One of today’s most sought-after conductors, acclaimed for his charismatic leadership and inspirational performances in both symphonic and operatic repertoire, Sir Antonio Pappano has been Music Director of the Royal Opera House Covent Garden since 2002, and Music Director of the Orchestra dell’Accademia Nazionale di Santa Cecilia in Rome since 2007. A. Pappano has appeared as a guest conductor with many of the world’s most prestigious orchestras, including the Berlin, Vienna, New York and Munich Philharmonic Orchestras, the Royal Concertgebouw Orchestra, the Chicago and Boston Symphonies, the Philadelphia and Cleveland Orchestras and the Orchestre de Paris. He maintains a particularly strong relationship with the London Symphony Orchestra, conducting them annually at their home in London’s Barbican Hall, and widely on tour. A. Pappano‘o awards and honours include Gramophone’s Artist of the Year in 2000, the 2003 Olivier Award for Outstanding Achievement in Opera, the 2004 Royal Philharmonic Society Music Award, and the Bruno Walter prize from the Académie du Disque Lyrique in Paris. In 2012 he was created a Cavaliere di Gran Croce of the Republic of Italy, and a Knight of the British Empire for his services to music, and in 2015 he was named the 100th recipient of the Royal Philharmonic Society’s Gold Medal, the body’s highest honour.

 

Nikolaj Znaider is renowned as a brilliantly versatile musician, performing both as a virtuoso violin soloist and as a conductor with the world’s preeminent orchestras.
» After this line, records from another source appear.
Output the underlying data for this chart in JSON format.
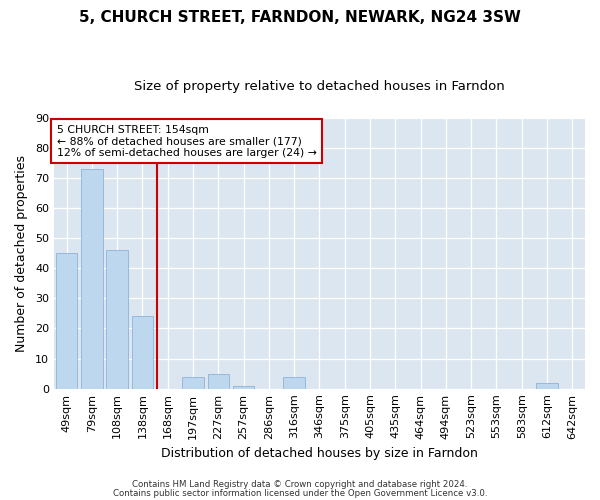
{
  "title": "5, CHURCH STREET, FARNDON, NEWARK, NG24 3SW",
  "subtitle": "Size of property relative to detached houses in Farndon",
  "xlabel": "Distribution of detached houses by size in Farndon",
  "ylabel": "Number of detached properties",
  "bar_labels": [
    "49sqm",
    "79sqm",
    "108sqm",
    "138sqm",
    "168sqm",
    "197sqm",
    "227sqm",
    "257sqm",
    "286sqm",
    "316sqm",
    "346sqm",
    "375sqm",
    "405sqm",
    "435sqm",
    "464sqm",
    "494sqm",
    "523sqm",
    "553sqm",
    "583sqm",
    "612sqm",
    "642sqm"
  ],
  "bar_values": [
    45,
    73,
    46,
    24,
    0,
    4,
    5,
    1,
    0,
    4,
    0,
    0,
    0,
    0,
    0,
    0,
    0,
    0,
    0,
    2,
    0
  ],
  "bar_color": "#bdd7ee",
  "bar_edge_color": "#8db4d9",
  "background_color": "#dce6f1",
  "grid_color": "#ffffff",
  "vline_color": "#cc0000",
  "annotation_box_text": "5 CHURCH STREET: 154sqm\n← 88% of detached houses are smaller (177)\n12% of semi-detached houses are larger (24) →",
  "ylim": [
    0,
    90
  ],
  "yticks": [
    0,
    10,
    20,
    30,
    40,
    50,
    60,
    70,
    80,
    90
  ],
  "footer_line1": "Contains HM Land Registry data © Crown copyright and database right 2024.",
  "footer_line2": "Contains public sector information licensed under the Open Government Licence v3.0.",
  "title_fontsize": 11,
  "subtitle_fontsize": 9.5,
  "fig_bg": "#ffffff"
}
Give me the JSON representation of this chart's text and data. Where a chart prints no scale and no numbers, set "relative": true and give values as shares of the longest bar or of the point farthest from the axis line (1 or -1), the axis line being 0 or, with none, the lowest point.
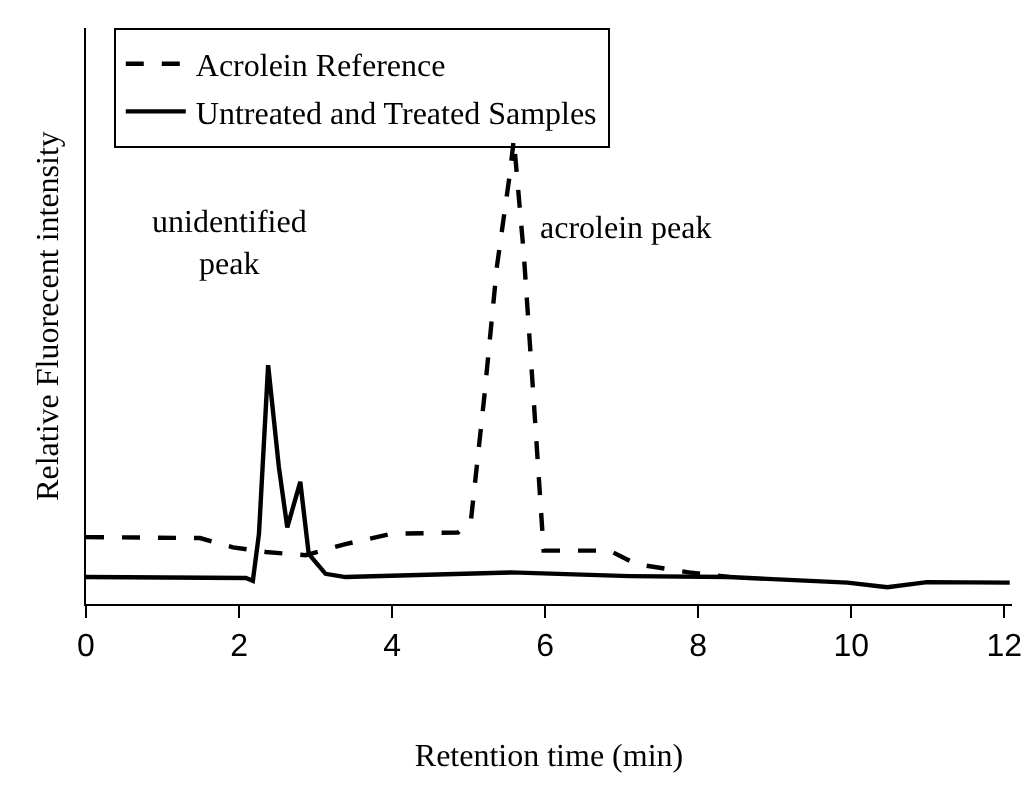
{
  "chart_data": {
    "type": "line",
    "relative": true,
    "xlabel": "Retention time (min)",
    "ylabel": "Relative Fluorecent intensity",
    "xlim": [
      0,
      12.1
    ],
    "xticks": [
      0,
      2,
      4,
      6,
      8,
      10,
      12
    ],
    "legend": "top",
    "grid": false,
    "marker": "none",
    "series": [
      {
        "name": "Acrolein Reference",
        "color": "#000000",
        "line_style": "dashed",
        "x": [
          0,
          1.49,
          1.92,
          2.35,
          2.87,
          3.39,
          3.99,
          4.86,
          5.03,
          5.2,
          5.37,
          5.54,
          5.59,
          5.72,
          5.85,
          5.98,
          6.84,
          7.19,
          7.88,
          8.4
        ],
        "values": [
          0.144,
          0.142,
          0.122,
          0.112,
          0.105,
          0.129,
          0.151,
          0.154,
          0.18,
          0.439,
          0.727,
          0.928,
          1,
          0.755,
          0.439,
          0.115,
          0.115,
          0.086,
          0.068,
          0.058
        ]
      },
      {
        "name": "Untreated and Treated Samples",
        "color": "#000000",
        "line_style": "solid",
        "x": [
          0,
          2.09,
          2.18,
          2.26,
          2.38,
          2.52,
          2.63,
          2.8,
          2.91,
          3.13,
          3.39,
          5.55,
          7.1,
          8.4,
          9.95,
          10.47,
          10.99,
          12.07
        ],
        "values": [
          0.058,
          0.056,
          0.05,
          0.151,
          0.514,
          0.295,
          0.165,
          0.263,
          0.108,
          0.065,
          0.058,
          0.068,
          0.06,
          0.058,
          0.046,
          0.036,
          0.047,
          0.046
        ]
      }
    ],
    "annotations": [
      {
        "text": "unidentified\npeak",
        "x": 2.38,
        "y": 0.514
      },
      {
        "text": "acrolein peak",
        "x": 5.72,
        "y": 0.755
      }
    ]
  }
}
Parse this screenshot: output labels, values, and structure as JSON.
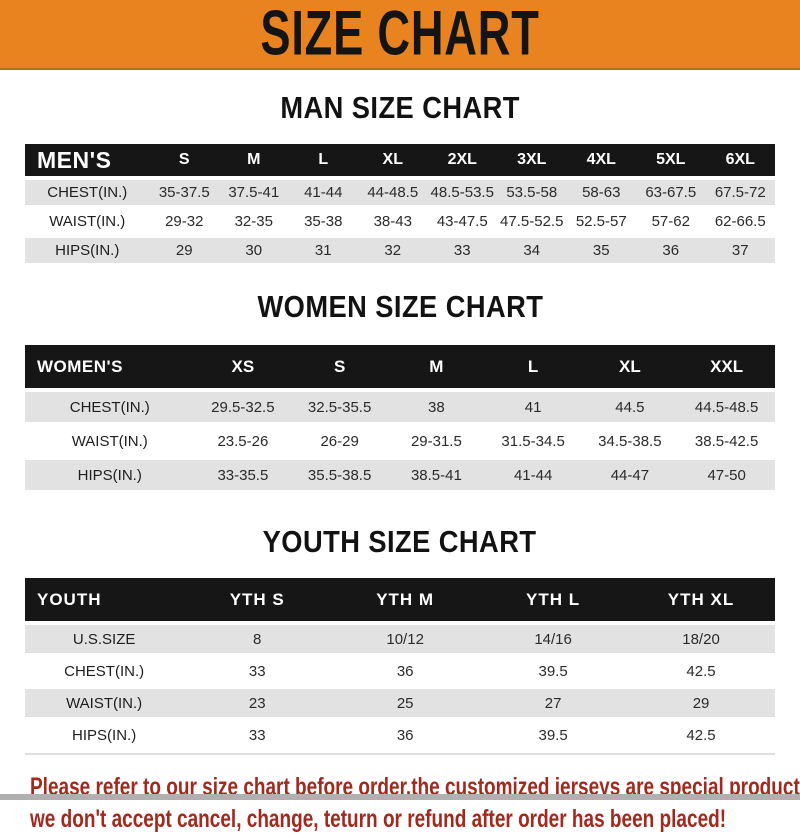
{
  "colors": {
    "banner-orange": "#E8831F",
    "banner-text": "#141414",
    "header-black": "#161616",
    "stripe-gray": "#E2E2E2",
    "footer-red": "#A2291E"
  },
  "banner": {
    "title": "SIZE CHART"
  },
  "sections": [
    {
      "id": "men",
      "heading": "MAN SIZE CHART",
      "table": {
        "header": [
          "MEN'S",
          "S",
          "M",
          "L",
          "XL",
          "2XL",
          "3XL",
          "4XL",
          "5XL",
          "6XL"
        ],
        "rows": [
          [
            "CHEST(IN.)",
            "35-37.5",
            "37.5-41",
            "41-44",
            "44-48.5",
            "48.5-53.5",
            "53.5-58",
            "58-63",
            "63-67.5",
            "67.5-72"
          ],
          [
            "WAIST(IN.)",
            "29-32",
            "32-35",
            "35-38",
            "38-43",
            "43-47.5",
            "47.5-52.5",
            "52.5-57",
            "57-62",
            "62-66.5"
          ],
          [
            "HIPS(IN.)",
            "29",
            "30",
            "31",
            "32",
            "33",
            "34",
            "35",
            "36",
            "37"
          ]
        ]
      }
    },
    {
      "id": "women",
      "heading": "WOMEN SIZE CHART",
      "table": {
        "header": [
          "WOMEN'S",
          "XS",
          "S",
          "M",
          "L",
          "XL",
          "XXL"
        ],
        "rows": [
          [
            "CHEST(IN.)",
            "29.5-32.5",
            "32.5-35.5",
            "38",
            "41",
            "44.5",
            "44.5-48.5"
          ],
          [
            "WAIST(IN.)",
            "23.5-26",
            "26-29",
            "29-31.5",
            "31.5-34.5",
            "34.5-38.5",
            "38.5-42.5"
          ],
          [
            "HIPS(IN.)",
            "33-35.5",
            "35.5-38.5",
            "38.5-41",
            "41-44",
            "44-47",
            "47-50"
          ]
        ]
      }
    },
    {
      "id": "youth",
      "heading": "YOUTH SIZE CHART",
      "table": {
        "header": [
          "YOUTH",
          "YTH S",
          "YTH M",
          "YTH L",
          "YTH XL"
        ],
        "rows": [
          [
            "U.S.SIZE",
            "8",
            "10/12",
            "14/16",
            "18/20"
          ],
          [
            "CHEST(IN.)",
            "33",
            "36",
            "39.5",
            "42.5"
          ],
          [
            "WAIST(IN.)",
            "23",
            "25",
            "27",
            "29"
          ],
          [
            "HIPS(IN.)",
            "33",
            "36",
            "39.5",
            "42.5"
          ]
        ]
      }
    }
  ],
  "footer": {
    "lines": [
      "Please refer to our size chart before order,the customized jerseys are special products,",
      "we don't accept cancel, change, teturn or refund after order has been placed!"
    ]
  }
}
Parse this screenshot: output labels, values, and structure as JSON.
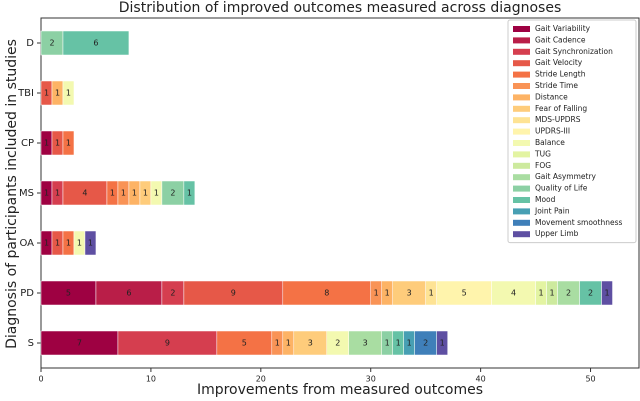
{
  "chart_data": {
    "type": "stacked_barh",
    "title": "Distribution of improved outcomes measured across diagnoses",
    "x_label": "Improvements from measured outcomes",
    "y_label": "Diagnosis of participants included in studies",
    "categories": [
      "D",
      "TBI",
      "CP",
      "MS",
      "OA",
      "PD",
      "S"
    ],
    "xlim": [
      0,
      54.5
    ],
    "xticks": [
      0,
      10,
      20,
      30,
      40,
      50
    ],
    "legend_position": "upper right",
    "series": [
      {
        "name": "Gait Variability",
        "color": "#9e0142",
        "values": [
          null,
          null,
          1,
          1,
          1,
          5,
          7
        ]
      },
      {
        "name": "Gait Cadence",
        "color": "#b91e48",
        "values": [
          null,
          null,
          null,
          null,
          null,
          6,
          null
        ]
      },
      {
        "name": "Gait Synchronization",
        "color": "#d53e4f",
        "values": [
          null,
          null,
          null,
          1,
          null,
          2,
          9
        ]
      },
      {
        "name": "Gait Velocity",
        "color": "#e65848",
        "values": [
          null,
          1,
          1,
          4,
          1,
          9,
          null
        ]
      },
      {
        "name": "Stride Length",
        "color": "#f47245",
        "values": [
          null,
          null,
          1,
          1,
          1,
          8,
          5
        ]
      },
      {
        "name": "Stride Time",
        "color": "#f99356",
        "values": [
          null,
          null,
          null,
          1,
          null,
          1,
          1
        ]
      },
      {
        "name": "Distance",
        "color": "#fdb365",
        "values": [
          null,
          1,
          null,
          1,
          null,
          1,
          1
        ]
      },
      {
        "name": "Fear of Falling",
        "color": "#fecc7b",
        "values": [
          null,
          null,
          null,
          1,
          null,
          3,
          3
        ]
      },
      {
        "name": "MDS-UPDRS",
        "color": "#fee394",
        "values": [
          null,
          null,
          null,
          null,
          null,
          1,
          null
        ]
      },
      {
        "name": "UPDRS-III",
        "color": "#fff4ac",
        "values": [
          null,
          null,
          null,
          null,
          null,
          5,
          null
        ]
      },
      {
        "name": "Balance",
        "color": "#f3f9b0",
        "values": [
          null,
          1,
          null,
          1,
          1,
          4,
          2
        ]
      },
      {
        "name": "TUG",
        "color": "#e3f4a2",
        "values": [
          null,
          null,
          null,
          null,
          null,
          1,
          null
        ]
      },
      {
        "name": "FOG",
        "color": "#cdea9e",
        "values": [
          null,
          null,
          null,
          null,
          null,
          1,
          null
        ]
      },
      {
        "name": "Gait Asymmetry",
        "color": "#a9dda2",
        "values": [
          null,
          null,
          null,
          null,
          null,
          2,
          3
        ]
      },
      {
        "name": "Quality of Life",
        "color": "#8cd0a4",
        "values": [
          2,
          null,
          null,
          2,
          null,
          null,
          1
        ]
      },
      {
        "name": "Mood",
        "color": "#66c2a5",
        "values": [
          6,
          null,
          null,
          1,
          null,
          2,
          1
        ]
      },
      {
        "name": "Joint Pain",
        "color": "#479fb3",
        "values": [
          null,
          null,
          null,
          null,
          null,
          null,
          1
        ]
      },
      {
        "name": "Movement smoothness",
        "color": "#3f7fb9",
        "values": [
          null,
          null,
          null,
          null,
          null,
          null,
          2
        ]
      },
      {
        "name": "Upper Limb",
        "color": "#5e4fa2",
        "values": [
          null,
          null,
          null,
          null,
          1,
          1,
          1
        ]
      }
    ]
  }
}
He was appointed Principal Guest Conductor of the Mariinsky Orchestra Saint Petersburg in 2010, and was previously Principal Guest Conductor of the Swedish Chamber Orchestra. Znaider enjoys a close relationship with the Filarmonica del Teatro Comunale di Bologna and will return to conduct the orchestra in June 2016. As a soloist, Znaider continues to perform regularly with the world’s leading orchestras. Highlights of the coming season include performances with the San Francisco Symphony Orchestra under the baton of Stéphane Denève, Staatskapelle Dresden with Christian Thielemann, and on tour with the London Symphony Orchestra with Sir Antonio Pappano. Nikolaj Znaider plays the Kreisler Guarnerius del Gesu 1741, on extended loan to him by the Royal Danish Theater through the generosity of the VELUX Foundation and the Knud Højgaard Foundation.